Im Sächsischen Staatsministerium für Kultur und Tourismus jedenfalls denkt man schon weiter. Ministerin Barbara Klepsch, früher selbst Oberbürgermeisterin von Annaberg-Buchholz, kündigte an, auch für Chemnitz und Dresden Konzepte erarbeiten zu wollen, die eine schrittweise Öffnung von Kultur- und Freizeitstätten ermöglichen sollen. Es solle vor allem darum gehen, sichere Kontakte zu ermöglichen. 

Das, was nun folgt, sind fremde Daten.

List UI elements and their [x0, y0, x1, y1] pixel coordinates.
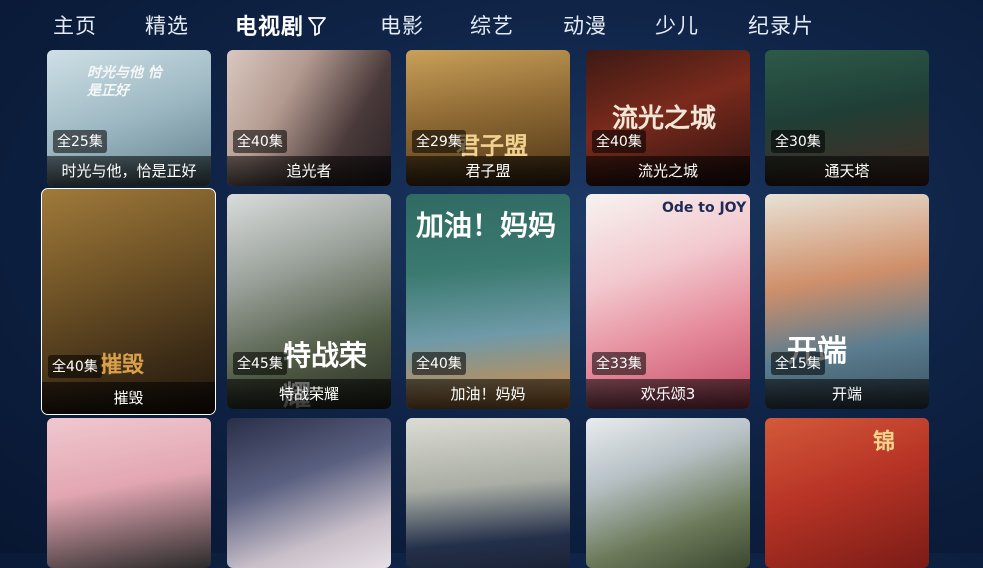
show-card[interactable]: 君子盟 全29集 君子盟	[406, 50, 570, 186]
show-poster	[47, 418, 211, 568]
show-poster	[406, 418, 570, 568]
episode-count-badge: 全15集	[771, 352, 825, 375]
episode-count-badge: 全40集	[592, 130, 646, 153]
episode-count-badge: 全40集	[48, 355, 102, 378]
poster-title-art: Ode to JOY	[662, 200, 747, 216]
episode-count-badge: 全30集	[771, 130, 825, 153]
show-poster	[586, 194, 750, 409]
show-card[interactable]: 加油！妈妈 全40集 加油！妈妈	[406, 194, 570, 409]
show-title: 加油！妈妈	[406, 379, 570, 409]
poster-title-art: 摧毁	[100, 352, 145, 378]
show-title: 摧毁	[42, 382, 215, 414]
show-card[interactable]: 流光之城 全40集 流光之城	[586, 50, 750, 186]
show-card[interactable]: 时光与他 恰是正好 全25集 时光与他，恰是正好	[47, 50, 211, 186]
show-card[interactable]	[227, 418, 391, 568]
episode-count-badge: 全29集	[412, 130, 466, 153]
show-title: 欢乐颂3	[586, 379, 750, 409]
episode-count-badge: 全45集	[233, 352, 287, 375]
show-poster	[586, 418, 750, 568]
show-title: 追光者	[227, 156, 391, 186]
show-title: 开端	[765, 379, 929, 409]
show-card[interactable]: 开端 全15集 开端	[765, 194, 929, 409]
show-title: 流光之城	[586, 156, 750, 186]
show-title: 特战荣耀	[227, 379, 391, 409]
show-title: 君子盟	[406, 156, 570, 186]
show-card[interactable]: 锦	[765, 418, 929, 568]
show-title: 时光与他，恰是正好	[47, 156, 211, 186]
show-title: 通天塔	[765, 156, 929, 186]
episode-count-badge: 全40集	[233, 130, 287, 153]
episode-count-badge: 全33集	[592, 352, 646, 375]
show-card[interactable]: 特战荣耀 全45集 特战荣耀	[227, 194, 391, 409]
episode-count-badge: 全25集	[53, 130, 107, 153]
content-grid: 时光与他 恰是正好 全25集 时光与他，恰是正好 全40集 追光者 君子盟 全2…	[0, 0, 983, 568]
show-card-focused[interactable]: 摧毁 全40集 摧毁	[41, 188, 216, 415]
show-card[interactable]: 全40集 追光者	[227, 50, 391, 186]
show-card[interactable]	[47, 418, 211, 568]
show-card[interactable]	[406, 418, 570, 568]
poster-title-art: 加油！妈妈	[416, 209, 557, 242]
show-poster	[765, 418, 929, 568]
episode-count-badge: 全40集	[412, 352, 466, 375]
show-poster	[42, 189, 215, 414]
show-card[interactable]	[586, 418, 750, 568]
poster-title-art: 时光与他 恰是正好	[87, 65, 162, 99]
show-poster	[227, 418, 391, 568]
poster-title-art: 锦	[873, 429, 896, 455]
show-card[interactable]: 全30集 通天塔	[765, 50, 929, 186]
show-poster	[765, 194, 929, 409]
show-card[interactable]: Ode to JOY 全33集 欢乐颂3	[586, 194, 750, 409]
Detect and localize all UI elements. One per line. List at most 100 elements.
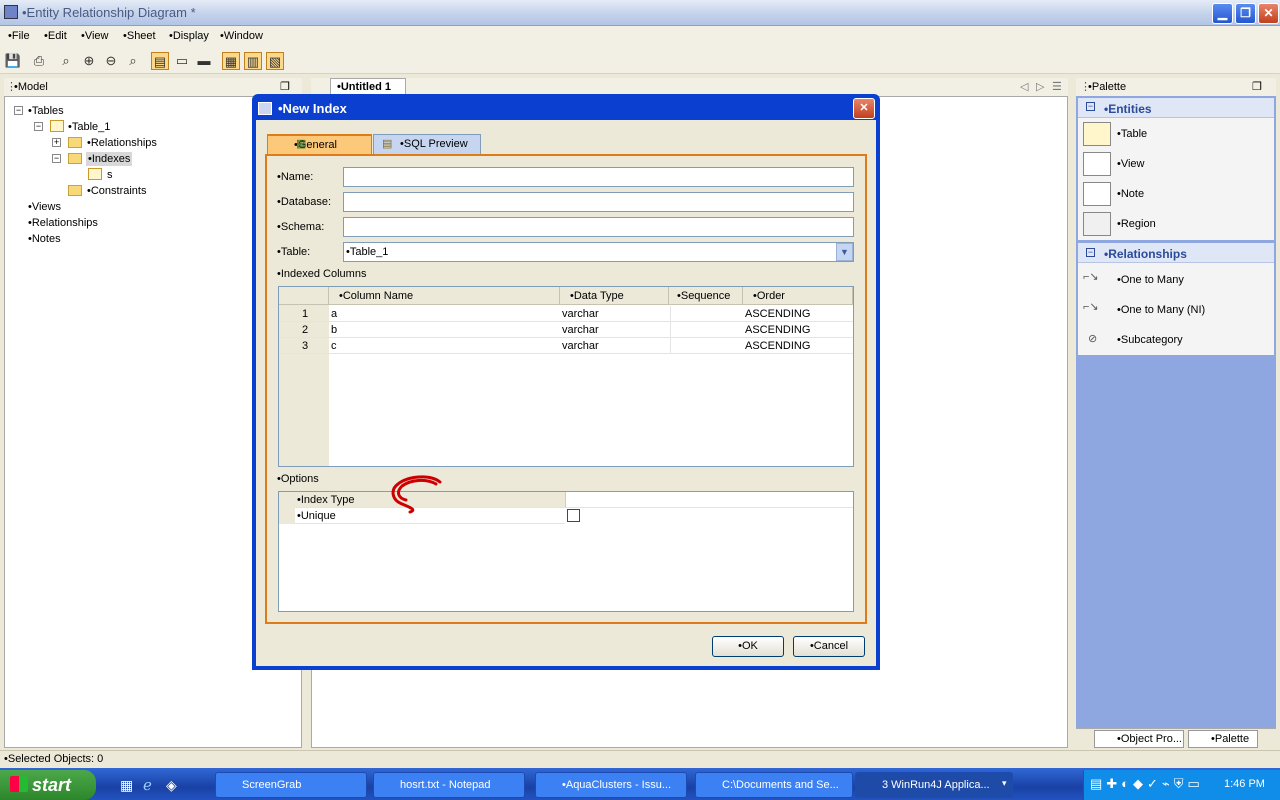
tree-constraints[interactable]: •Constraints bbox=[87, 185, 147, 197]
cell-order[interactable]: ASCENDING bbox=[743, 322, 853, 338]
cell-data-type[interactable]: varchar bbox=[560, 322, 670, 338]
tree-table-1[interactable]: •Table_1 bbox=[68, 121, 110, 133]
display-logical-icon[interactable]: ▦ bbox=[222, 52, 240, 70]
database-label: •Database: bbox=[277, 196, 331, 208]
schema-label: •Schema: bbox=[277, 221, 325, 233]
print-icon[interactable]: ⎙ bbox=[30, 52, 48, 70]
option-index-type-value[interactable] bbox=[565, 492, 853, 508]
ok-button[interactable]: •OK bbox=[712, 636, 784, 657]
col-header-order[interactable]: •Order bbox=[743, 287, 853, 305]
cell-sequence[interactable] bbox=[670, 322, 743, 338]
menu-display[interactable]: •Display bbox=[169, 30, 209, 42]
red-scribble-annotation bbox=[391, 475, 442, 514]
grid-corner bbox=[279, 287, 329, 305]
task-explorer[interactable]: C:\Documents and Se... bbox=[695, 772, 853, 798]
col-header-data-type[interactable]: •Data Type bbox=[560, 287, 669, 305]
app-quicklaunch-icon[interactable]: ◈ bbox=[166, 777, 177, 794]
task-group-arrow-icon[interactable]: ▾ bbox=[1002, 778, 1007, 789]
tab-general[interactable]: •General bbox=[267, 134, 372, 154]
ie-icon[interactable]: ℯ bbox=[143, 776, 152, 794]
row-number[interactable]: 1 bbox=[279, 306, 329, 322]
display-both-icon[interactable]: ▧ bbox=[266, 52, 284, 70]
tree-views[interactable]: •Views bbox=[28, 201, 61, 213]
tree-index-s[interactable]: s bbox=[107, 169, 113, 181]
cell-data-type[interactable]: varchar bbox=[560, 338, 670, 354]
palette-one-to-many[interactable]: •One to Many bbox=[1117, 274, 1184, 286]
tree-relationships-root[interactable]: •Relationships bbox=[28, 217, 98, 229]
tab-right-icon[interactable]: ▷ bbox=[1036, 80, 1044, 93]
menu-sheet[interactable]: •Sheet bbox=[123, 30, 156, 42]
tray-icons[interactable]: ▤✚◐◆✓⌁⛨▭ bbox=[1090, 776, 1204, 792]
table-select[interactable]: •Table_1 bbox=[343, 242, 854, 262]
cell-order[interactable]: ASCENDING bbox=[743, 306, 853, 322]
collapse-icon[interactable]: − bbox=[14, 106, 23, 115]
palette-title: •Palette bbox=[1088, 81, 1127, 93]
schema-field[interactable] bbox=[343, 217, 854, 237]
task-aquaclusters[interactable]: •AquaClusters - Issu... bbox=[535, 772, 687, 798]
tab-palette[interactable]: •Palette bbox=[1188, 730, 1258, 748]
tree-indexes[interactable]: •Indexes bbox=[86, 152, 133, 166]
minimize-button[interactable]: ▁ bbox=[1212, 3, 1233, 24]
tree-tables[interactable]: •Tables bbox=[28, 105, 64, 117]
expand-icon[interactable]: + bbox=[52, 138, 61, 147]
cell-column-name[interactable]: c bbox=[329, 338, 560, 354]
menu-window[interactable]: •Window bbox=[220, 30, 263, 42]
cell-column-name[interactable]: b bbox=[329, 322, 560, 338]
tree-relationships[interactable]: •Relationships bbox=[87, 137, 157, 149]
chevron-down-icon[interactable]: ▼ bbox=[836, 243, 853, 261]
toolbar bbox=[0, 48, 1280, 74]
palette-region[interactable]: •Region bbox=[1117, 218, 1156, 230]
task-winrun4j[interactable]: 3 WinRun4J Applica... bbox=[855, 772, 1013, 798]
tab-object-properties[interactable]: •Object Pro... bbox=[1094, 730, 1184, 748]
palette-table[interactable]: •Table bbox=[1117, 128, 1147, 140]
cell-order[interactable]: ASCENDING bbox=[743, 338, 853, 354]
menu-edit[interactable]: •Edit bbox=[44, 30, 67, 42]
tab-list-icon[interactable]: ☰ bbox=[1052, 80, 1062, 93]
zoom-in-icon[interactable]: ⊕ bbox=[80, 52, 98, 70]
row-number[interactable]: 3 bbox=[279, 338, 329, 354]
restore-panel-icon[interactable]: ❐ bbox=[1252, 80, 1262, 93]
clock[interactable]: 1:46 PM bbox=[1224, 778, 1265, 790]
palette-subcategory[interactable]: •Subcategory bbox=[1117, 334, 1183, 346]
index-icon bbox=[88, 168, 102, 180]
palette-note[interactable]: •Note bbox=[1117, 188, 1144, 200]
zoom-actual-icon[interactable]: ⌕ bbox=[124, 52, 142, 70]
app-icon bbox=[4, 5, 18, 19]
collapse-icon[interactable]: − bbox=[52, 154, 61, 163]
model-panel-title: •Model bbox=[14, 81, 48, 93]
cell-column-name[interactable]: a bbox=[329, 306, 560, 322]
menu-file[interactable]: •File bbox=[8, 30, 30, 42]
zoom-fit-icon[interactable]: ⌕ bbox=[57, 52, 75, 70]
view-name-icon[interactable]: ▬ bbox=[195, 52, 213, 70]
task-notepad[interactable]: hosrt.txt - Notepad bbox=[373, 772, 525, 798]
name-field[interactable] bbox=[343, 167, 854, 187]
view-keys-icon[interactable]: ▭ bbox=[173, 52, 191, 70]
excel-icon[interactable]: ▦ bbox=[120, 777, 133, 794]
cancel-button[interactable]: •Cancel bbox=[793, 636, 865, 657]
collapse-icon[interactable]: − bbox=[1086, 248, 1095, 257]
col-header-column-name[interactable]: •Column Name bbox=[329, 287, 560, 305]
database-field[interactable] bbox=[343, 192, 854, 212]
tree-notes[interactable]: •Notes bbox=[28, 233, 61, 245]
display-physical-icon[interactable]: ▥ bbox=[244, 52, 262, 70]
row-number[interactable]: 2 bbox=[279, 322, 329, 338]
save-icon[interactable]: 💾 bbox=[4, 52, 22, 70]
zoom-out-icon[interactable]: ⊖ bbox=[102, 52, 120, 70]
cell-data-type[interactable]: varchar bbox=[560, 306, 670, 322]
view-full-icon[interactable]: ▤ bbox=[151, 52, 169, 70]
maximize-button[interactable]: ❐ bbox=[1235, 3, 1256, 24]
task-screengrab[interactable]: ScreenGrab bbox=[215, 772, 367, 798]
palette-view[interactable]: •View bbox=[1117, 158, 1145, 170]
dialog-close-button[interactable]: ✕ bbox=[853, 98, 875, 119]
menu-view[interactable]: •View bbox=[81, 30, 109, 42]
palette-one-to-many-ni[interactable]: •One to Many (NI) bbox=[1117, 304, 1205, 316]
collapse-icon[interactable]: − bbox=[1086, 102, 1095, 111]
cell-sequence[interactable] bbox=[670, 306, 743, 322]
tab-left-icon[interactable]: ◁ bbox=[1020, 80, 1028, 93]
collapse-icon[interactable]: − bbox=[34, 122, 43, 131]
unique-checkbox[interactable] bbox=[567, 509, 580, 522]
col-header-sequence[interactable]: •Sequence bbox=[669, 287, 743, 305]
cell-sequence[interactable] bbox=[670, 338, 743, 354]
close-button[interactable]: ✕ bbox=[1258, 3, 1279, 24]
restore-panel-icon[interactable]: ❐ bbox=[280, 80, 290, 93]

Die Ankündigung gilt auch politisch als wichtiges Signal, nachdem vor 2 Wochen Sachsens Ministerpräsident Kretschmer in die Schlagzeilen geraten war, weil er in einem Interview gesagt hatte, dass er Osterurlaub in Deutschland nicht für realistisch halte. Auch beim Beschluss der Bund-Länder-Konferenz am Mittwoch hatte Sachsen in einer Protokollerklärung dargelegt, man halte einige der beschlossenen Punkte für - so wörtlich - "nicht vertretbar".